In such situations, you can manually go into Energy Saver preferences and disable display sleep, and then re-enable it later, but that's a hassle. A solution I previously covered is Jiggler, which wiggles--or, if you will, jiggles--your mouse cursor periodically to prevent your Mac from going to sleep. But Jiggler is intended for times when you're not actually sitting at your computer; it can be distracting to see your mouse moving around when you're trying to watch a video.
Another solution is Drifting Light's Jolt 1.0 (free or US$5), which provides a systemwide menu-bar icon that lets you temporarily disable display sleep. A quick click on the Jolt menu icon enables the default no-sleep mode of five minutes; the menu icon turns red for the duration of the effect. You can disable no-sleep mode early by clicking the menu icon again.

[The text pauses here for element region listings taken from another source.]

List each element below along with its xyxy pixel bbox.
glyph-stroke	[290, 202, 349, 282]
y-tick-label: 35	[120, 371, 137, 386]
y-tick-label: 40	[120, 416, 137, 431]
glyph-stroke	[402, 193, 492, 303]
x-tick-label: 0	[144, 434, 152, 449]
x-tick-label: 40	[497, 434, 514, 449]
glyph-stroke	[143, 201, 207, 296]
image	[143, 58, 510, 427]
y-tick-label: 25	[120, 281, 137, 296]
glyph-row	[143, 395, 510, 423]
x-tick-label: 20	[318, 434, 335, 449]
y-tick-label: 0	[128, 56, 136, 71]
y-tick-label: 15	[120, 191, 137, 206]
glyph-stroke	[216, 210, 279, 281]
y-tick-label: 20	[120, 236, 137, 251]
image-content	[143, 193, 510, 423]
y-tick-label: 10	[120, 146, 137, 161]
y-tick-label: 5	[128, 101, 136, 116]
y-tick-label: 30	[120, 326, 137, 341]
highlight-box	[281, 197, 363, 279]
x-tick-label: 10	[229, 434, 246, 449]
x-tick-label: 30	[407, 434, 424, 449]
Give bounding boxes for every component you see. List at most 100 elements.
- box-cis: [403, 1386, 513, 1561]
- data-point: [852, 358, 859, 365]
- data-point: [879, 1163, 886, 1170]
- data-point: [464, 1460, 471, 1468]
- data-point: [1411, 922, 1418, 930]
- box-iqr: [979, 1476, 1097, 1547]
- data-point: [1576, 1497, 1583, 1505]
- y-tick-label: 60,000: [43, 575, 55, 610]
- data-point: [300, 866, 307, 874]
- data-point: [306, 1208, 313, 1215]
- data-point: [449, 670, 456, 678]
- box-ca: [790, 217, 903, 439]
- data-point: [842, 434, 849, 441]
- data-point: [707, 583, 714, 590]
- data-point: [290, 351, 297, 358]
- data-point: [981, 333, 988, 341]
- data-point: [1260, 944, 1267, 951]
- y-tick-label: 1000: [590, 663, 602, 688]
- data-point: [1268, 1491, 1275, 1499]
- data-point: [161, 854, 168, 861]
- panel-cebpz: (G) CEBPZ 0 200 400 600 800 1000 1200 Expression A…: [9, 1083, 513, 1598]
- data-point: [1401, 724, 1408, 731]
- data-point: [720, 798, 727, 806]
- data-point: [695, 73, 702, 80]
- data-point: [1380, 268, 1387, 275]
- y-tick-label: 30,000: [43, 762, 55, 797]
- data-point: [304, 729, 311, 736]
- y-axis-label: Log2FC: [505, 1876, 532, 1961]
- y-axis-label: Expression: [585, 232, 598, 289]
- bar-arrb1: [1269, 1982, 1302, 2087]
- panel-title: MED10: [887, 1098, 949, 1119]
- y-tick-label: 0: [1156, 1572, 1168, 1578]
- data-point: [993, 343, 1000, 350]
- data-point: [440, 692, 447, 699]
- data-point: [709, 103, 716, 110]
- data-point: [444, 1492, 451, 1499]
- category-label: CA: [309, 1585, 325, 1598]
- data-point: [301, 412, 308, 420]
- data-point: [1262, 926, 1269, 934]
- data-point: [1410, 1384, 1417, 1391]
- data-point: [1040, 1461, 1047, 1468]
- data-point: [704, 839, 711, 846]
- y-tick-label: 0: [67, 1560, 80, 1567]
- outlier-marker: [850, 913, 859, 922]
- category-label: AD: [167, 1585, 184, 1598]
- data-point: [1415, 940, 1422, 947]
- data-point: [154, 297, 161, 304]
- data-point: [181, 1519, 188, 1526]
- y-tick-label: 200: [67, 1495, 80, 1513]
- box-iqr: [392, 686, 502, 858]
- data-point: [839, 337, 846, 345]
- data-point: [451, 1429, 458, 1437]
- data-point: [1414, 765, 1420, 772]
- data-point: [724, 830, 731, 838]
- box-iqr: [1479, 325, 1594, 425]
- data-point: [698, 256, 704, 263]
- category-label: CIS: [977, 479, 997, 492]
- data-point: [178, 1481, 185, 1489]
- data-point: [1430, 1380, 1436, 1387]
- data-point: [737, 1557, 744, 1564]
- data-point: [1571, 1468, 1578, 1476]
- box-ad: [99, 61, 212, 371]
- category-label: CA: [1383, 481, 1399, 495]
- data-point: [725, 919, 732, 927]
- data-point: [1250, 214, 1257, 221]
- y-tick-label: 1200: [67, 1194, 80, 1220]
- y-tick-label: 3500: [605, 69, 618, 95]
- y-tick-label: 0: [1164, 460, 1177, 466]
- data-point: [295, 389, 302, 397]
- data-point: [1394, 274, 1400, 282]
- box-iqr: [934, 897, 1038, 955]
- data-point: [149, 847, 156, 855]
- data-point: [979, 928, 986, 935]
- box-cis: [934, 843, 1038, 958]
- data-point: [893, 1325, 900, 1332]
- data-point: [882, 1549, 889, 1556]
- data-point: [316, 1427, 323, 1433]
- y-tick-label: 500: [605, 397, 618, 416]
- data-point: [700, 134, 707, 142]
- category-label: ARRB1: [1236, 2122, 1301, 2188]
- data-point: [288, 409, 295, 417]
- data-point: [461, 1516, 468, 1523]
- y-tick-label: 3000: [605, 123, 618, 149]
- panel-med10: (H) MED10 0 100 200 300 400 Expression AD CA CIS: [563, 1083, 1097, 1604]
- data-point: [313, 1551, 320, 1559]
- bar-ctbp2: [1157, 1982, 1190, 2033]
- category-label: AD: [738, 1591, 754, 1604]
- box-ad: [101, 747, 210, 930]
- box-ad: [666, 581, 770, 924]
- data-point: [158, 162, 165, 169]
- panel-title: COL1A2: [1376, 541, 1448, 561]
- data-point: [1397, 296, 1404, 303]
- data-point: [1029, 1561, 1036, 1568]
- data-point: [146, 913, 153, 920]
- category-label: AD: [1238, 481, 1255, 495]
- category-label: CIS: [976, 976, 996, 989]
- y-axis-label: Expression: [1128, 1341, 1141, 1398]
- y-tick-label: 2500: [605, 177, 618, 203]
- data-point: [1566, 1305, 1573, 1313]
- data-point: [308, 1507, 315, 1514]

If you pay $5 for the full version of Jolt, you get five configurable no-sleep modes; you can customize the duration of each as 3, 5, 10, 15, 30, or 60 minutes, or "Forever" (the last essentially meaning "don't sleep the display until I manually disable no-sleep mode"). A nice touch is the capability to customize the Jolt menu icon with a different color for each mode; for example, the icon can be Orange for 60 Minutes and red for Forever, so it's easy to determine which mode you've enabled.
However, accessing these options, and enabling a mode other than the default, isn't obvious. Since clicking on the Jolt menu-bar icon toggles the default mode on and off, viewing Jolt's menu and accessing its preferences dialog requires you to Command-click on the icon. And I wish the customizable durations were more customizable; for example, if I'm watching a movie, I want to disable screen dimming for longer than an hour. A two-hour mode and a mode where you could enter a specific duration would be welcome improvements.